Fellow Kenyan Sarah Kiptoo, owner of a 2:26:32 personal best, and 2011 CIM champion and 2:31:39-marathoner Serkalem Abrha of Ethiopia also look to be strong contenders for the title and $10,000 first prize.
“CIM is a world class event with a very personal feel,” said Kibii.
Rocklin native and SRA Elite member Tim Tollefson is scheduled to join the elite field of Americans chasing the Olympic Trials qualifying standard. His wife, fellow elite runner Lindsay Tollefson, has already guaranteed her spot on the Trials’ start line having run 2:41:32 at last year’s CIM.
Runners need to match or beat the men’s (2:18:00) or women’s (2:43:00) ‘B’ qualifying standards for the 2016 U.S. Olympic Marathon Trials. Runners attaining the ‘A’ standard – 2:15:00 for men and 2:37:00 for women – will receive funding support for the Trials, set for Los Angeles.
“This year much of the drama will take place in the chase packs, where a strong field of American elites will hope to take advantage of the CIM’s reputation as an Olympic Trials Qualifier factory,” said CIM race director Eli Asch.
With 32 first-time Olympic Trials qualifiers already under its belt in the first two years of the qualifying window, CIM looks to become the first and only U.S. marathon with over 40 first-time qualifiers.
While the elites battle up front for a spot on the podium, Senator Ted Gaines and Assembly member Kevin McCarty will be battling for a different prize. The legislators lead the political animals division in the Bank of the West CIM Relay Challenge.
Auburn Mayor Bridget Powers will team up with Roseville City Council member Tim Herman and Yolo County Supervisor Oscar Villegas to join the fight while Sacramento School Board Member Jay Hansen will head up another team in the division.
“As an avid runner, I’m thrilled to be participating in this year’s CIM,” said State Senator Ted Gaines. “Thousands of marathoners will come from across the world to run throughout parts of my beautiful Senate District, generating millions for our economy and boosting national and international exposure for the Sacramento region.

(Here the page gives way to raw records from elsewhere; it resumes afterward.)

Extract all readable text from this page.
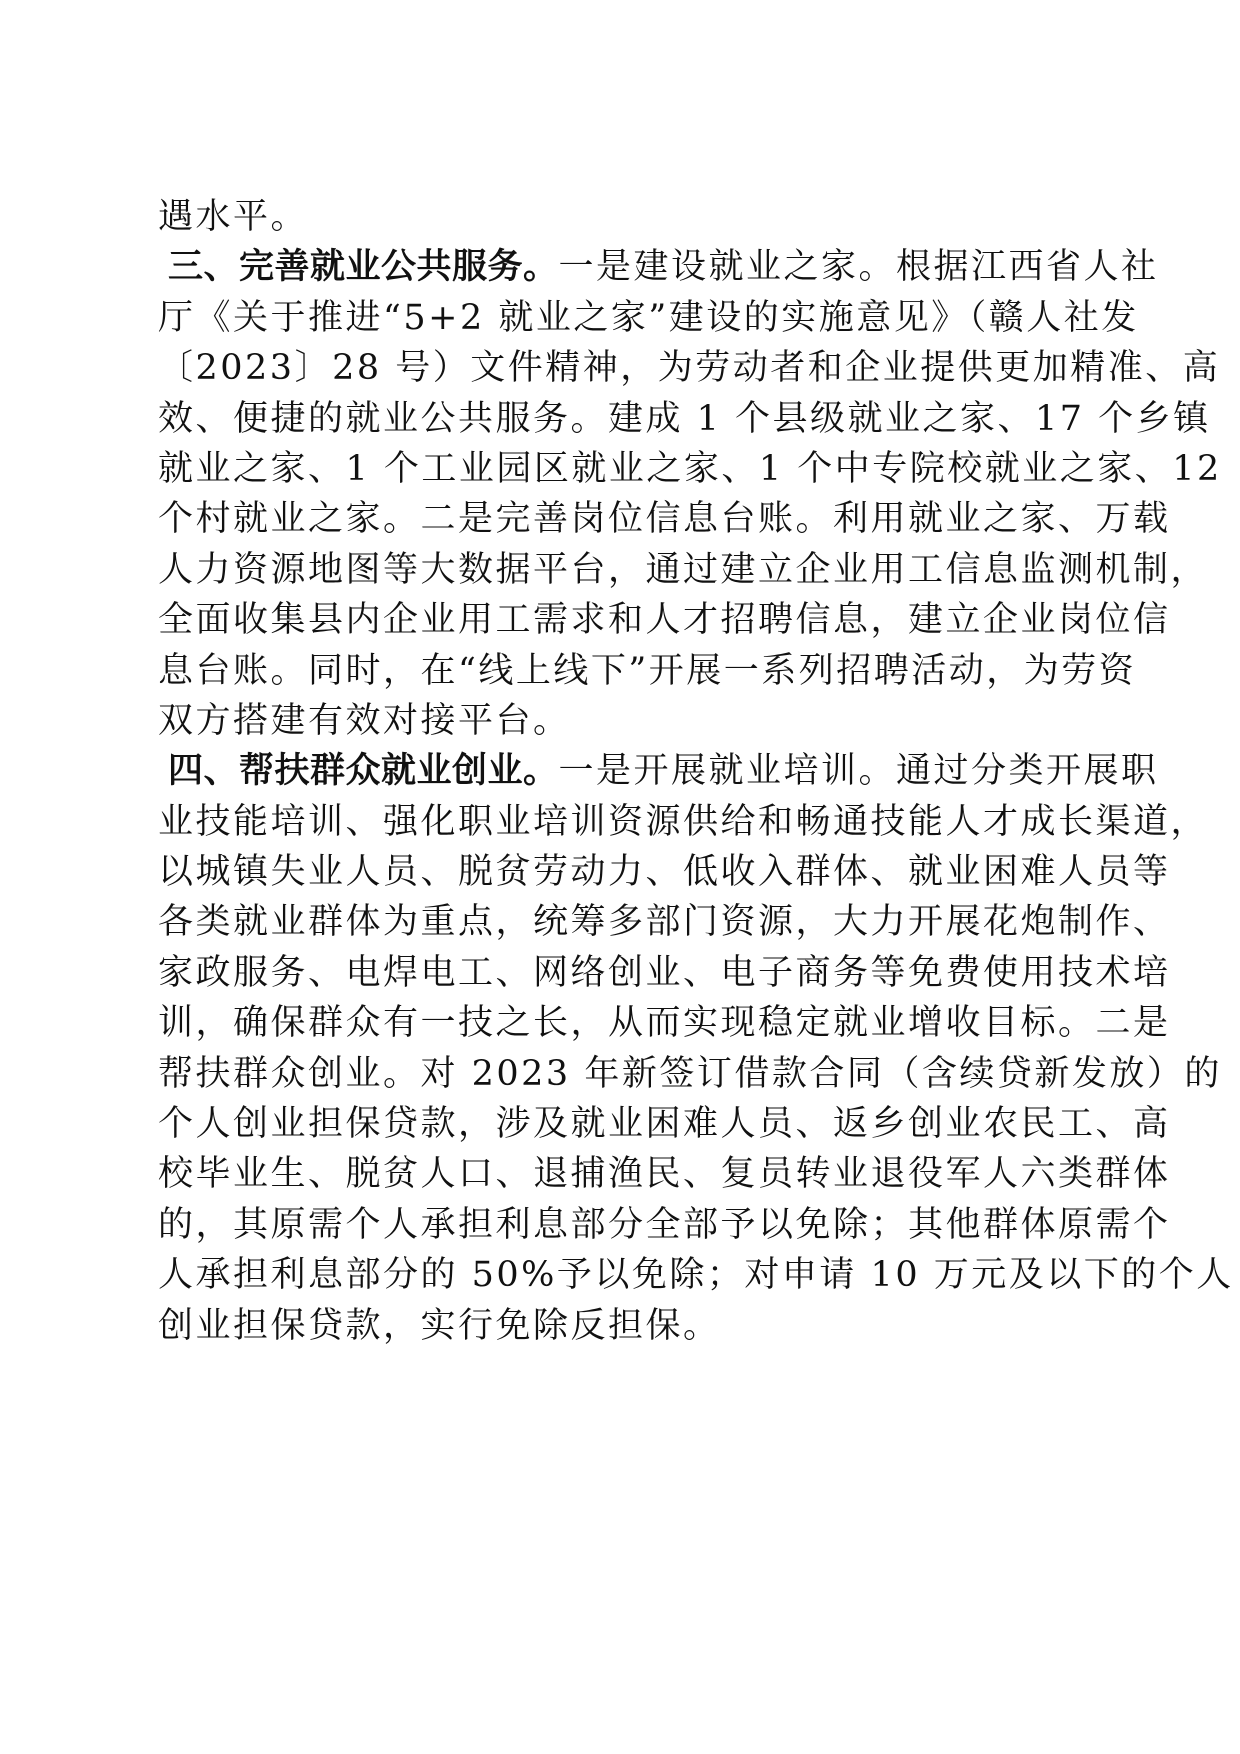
遇水平。
三、完善就业公共服务。一是建设就业之家。根据江西省人社
厅《关于推进“5+2 就业之家”建设的实施意见》（赣人社发
〔2023〕28 号）文件精神，为劳动者和企业提供更加精准、高
效、便捷的就业公共服务。建成 1 个县级就业之家、17 个乡镇
就业之家、1 个工业园区就业之家、1 个中专院校就业之家、12
个村就业之家。二是完善岗位信息台账。利用就业之家、万载
人力资源地图等大数据平台，通过建立企业用工信息监测机制，
全面收集县内企业用工需求和人才招聘信息，建立企业岗位信
息台账。同时，在“线上线下”开展一系列招聘活动，为劳资
双方搭建有效对接平台。
四、帮扶群众就业创业。一是开展就业培训。通过分类开展职
业技能培训、强化职业培训资源供给和畅通技能人才成长渠道，
以城镇失业人员、脱贫劳动力、低收入群体、就业困难人员等
各类就业群体为重点，统筹多部门资源，大力开展花炮制作、
家政服务、电焊电工、网络创业、电子商务等免费使用技术培
训，确保群众有一技之长，从而实现稳定就业增收目标。二是
帮扶群众创业。对 2023 年新签订借款合同（含续贷新发放）的
个人创业担保贷款，涉及就业困难人员、返乡创业农民工、高
校毕业生、脱贫人口、退捕渔民、复员转业退役军人六类群体
的，其原需个人承担利息部分全部予以免除；其他群体原需个
人承担利息部分的 50%予以免除；对申请 10 万元及以下的个人
创业担保贷款，实行免除反担保。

“I encourage anyone who is interested to come down to the course and cheer on the runners during this exciting local sporting event.”
The CIM delivers a timely boost to the local economy with nearly 2,500-hotel room nights booked and an economic impact of $7.72 million.

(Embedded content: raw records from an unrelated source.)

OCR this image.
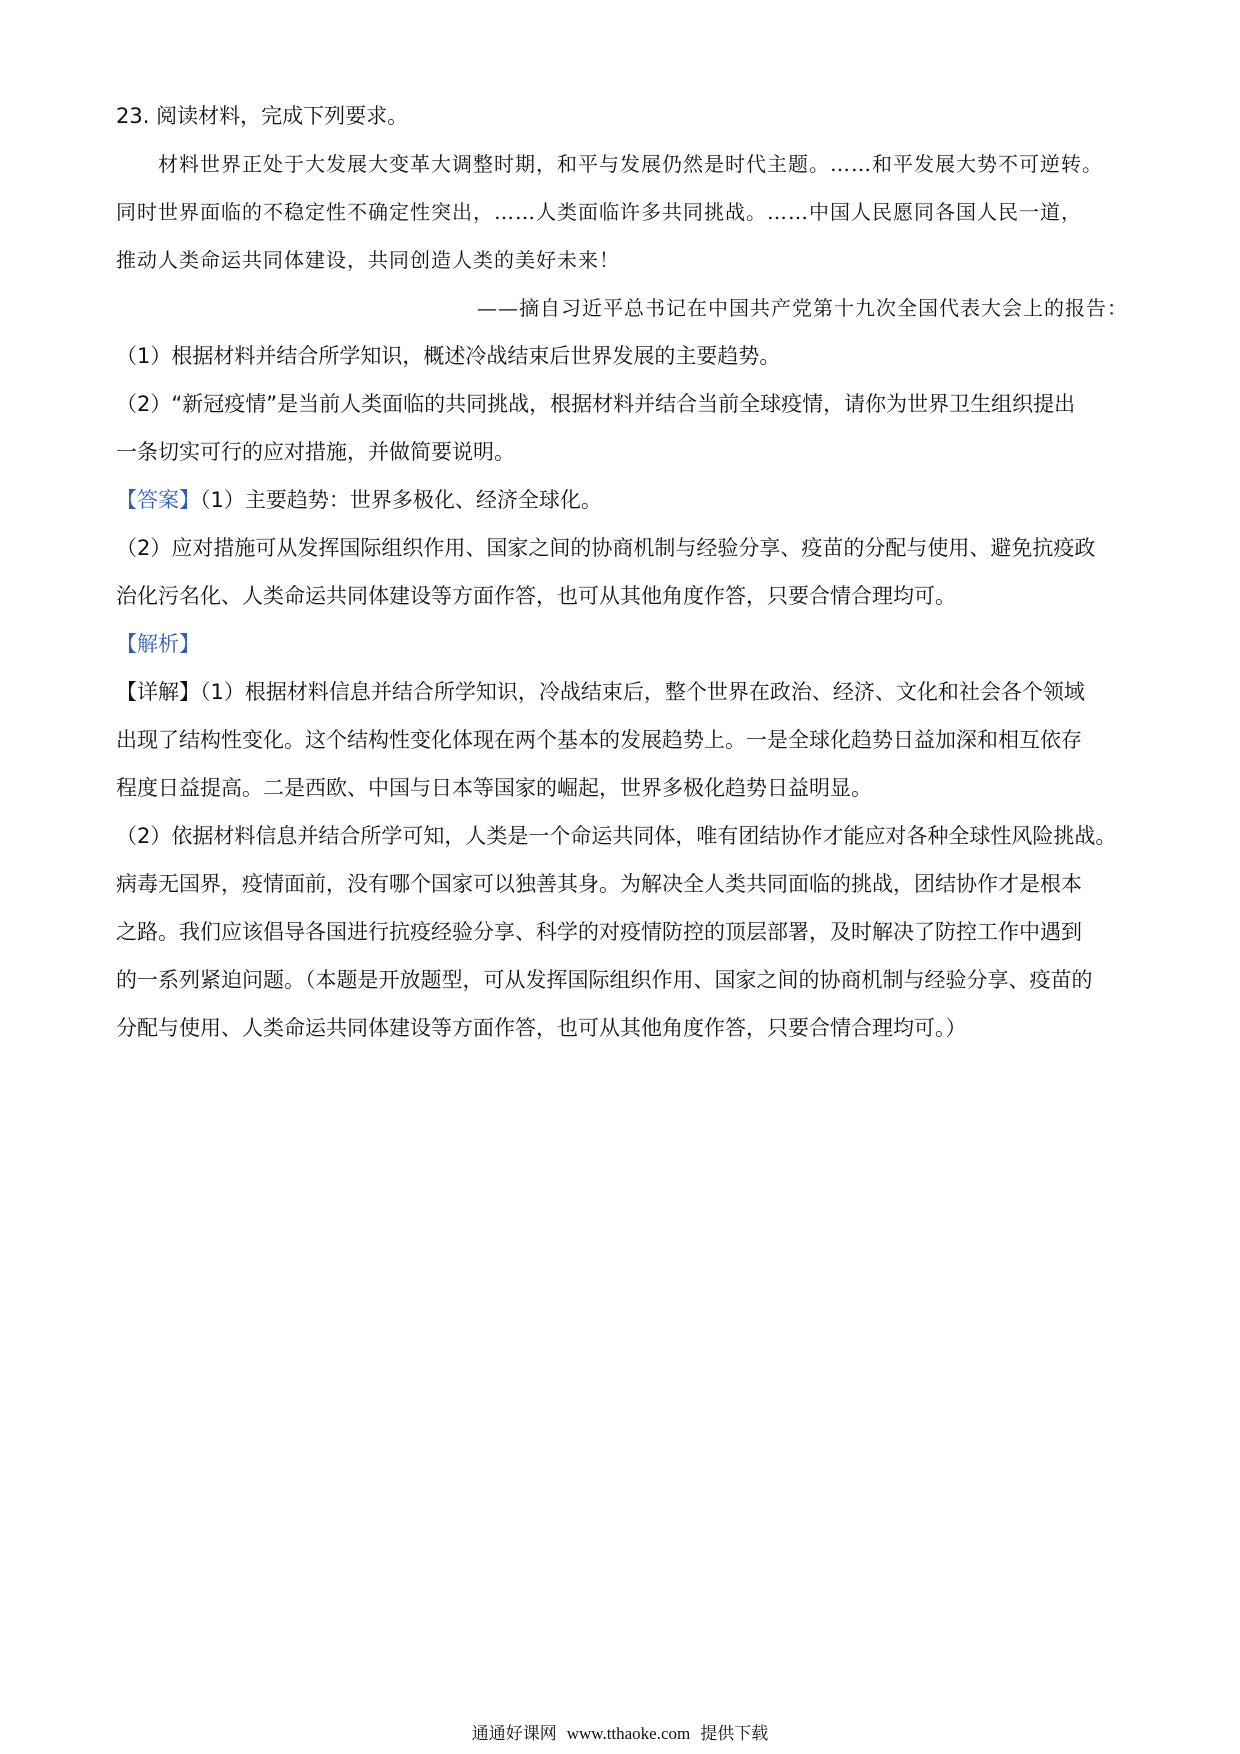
23. 阅读材料，完成下列要求。
材料世界正处于大发展大变革大调整时期，和平与发展仍然是时代主题。……和平发展大势不可逆转。
同时世界面临的不稳定性不确定性突出，……人类面临许多共同挑战。……中国人民愿同各国人民一道，
推动人类命运共同体建设，共同创造人类的美好未来！
——摘自习近平总书记在中国共产党第十九次全国代表大会上的报告：
（1）根据材料并结合所学知识，概述冷战结束后世界发展的主要趋势。
（2）“新冠疫情”是当前人类面临的共同挑战，根据材料并结合当前全球疫情，请你为世界卫生组织提出
一条切实可行的应对措施，并做简要说明。
【答案】（1）主要趋势：世界多极化、经济全球化。
（2）应对措施可从发挥国际组织作用、国家之间的协商机制与经验分享、疫苗的分配与使用、避免抗疫政
治化污名化、人类命运共同体建设等方面作答，也可从其他角度作答，只要合情合理均可。
【解析】
【详解】（1）根据材料信息并结合所学知识，冷战结束后，整个世界在政治、经济、文化和社会各个领域
出现了结构性变化。这个结构性变化体现在两个基本的发展趋势上。一是全球化趋势日益加深和相互依存
程度日益提高。二是西欧、中国与日本等国家的崛起，世界多极化趋势日益明显。
（2）依据材料信息并结合所学可知，人类是一个命运共同体，唯有团结协作才能应对各种全球性风险挑战。
病毒无国界，疫情面前，没有哪个国家可以独善其身。为解决全人类共同面临的挑战，团结协作才是根本
之路。我们应该倡导各国进行抗疫经验分享、科学的对疫情防控的顶层部署，及时解决了防控工作中遇到
的一系列紧迫问题。（本题是开放题型，可从发挥国际组织作用、国家之间的协商机制与经验分享、疫苗的
分配与使用、人类命运共同体建设等方面作答，也可从其他角度作答，只要合情合理均可。）
通通好课网 www.tthaoke.com 提供下载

The marathon field includes runners from 34 countries. Other notable entrants include KCRA’s Deirdre Fitzpatrick and Brian Hickey and author, contributing editor for Runner’s World magazine and former wife of Lance Armstrong, Kristin Armstrong.
The CIM is organized by the Sacramento Running Association, a non-profit organization dedicated to finding ways to encourage people of all ages and abilities to run. The SRA is committed to developing new, quality running events that appeal to a broad variety of runners.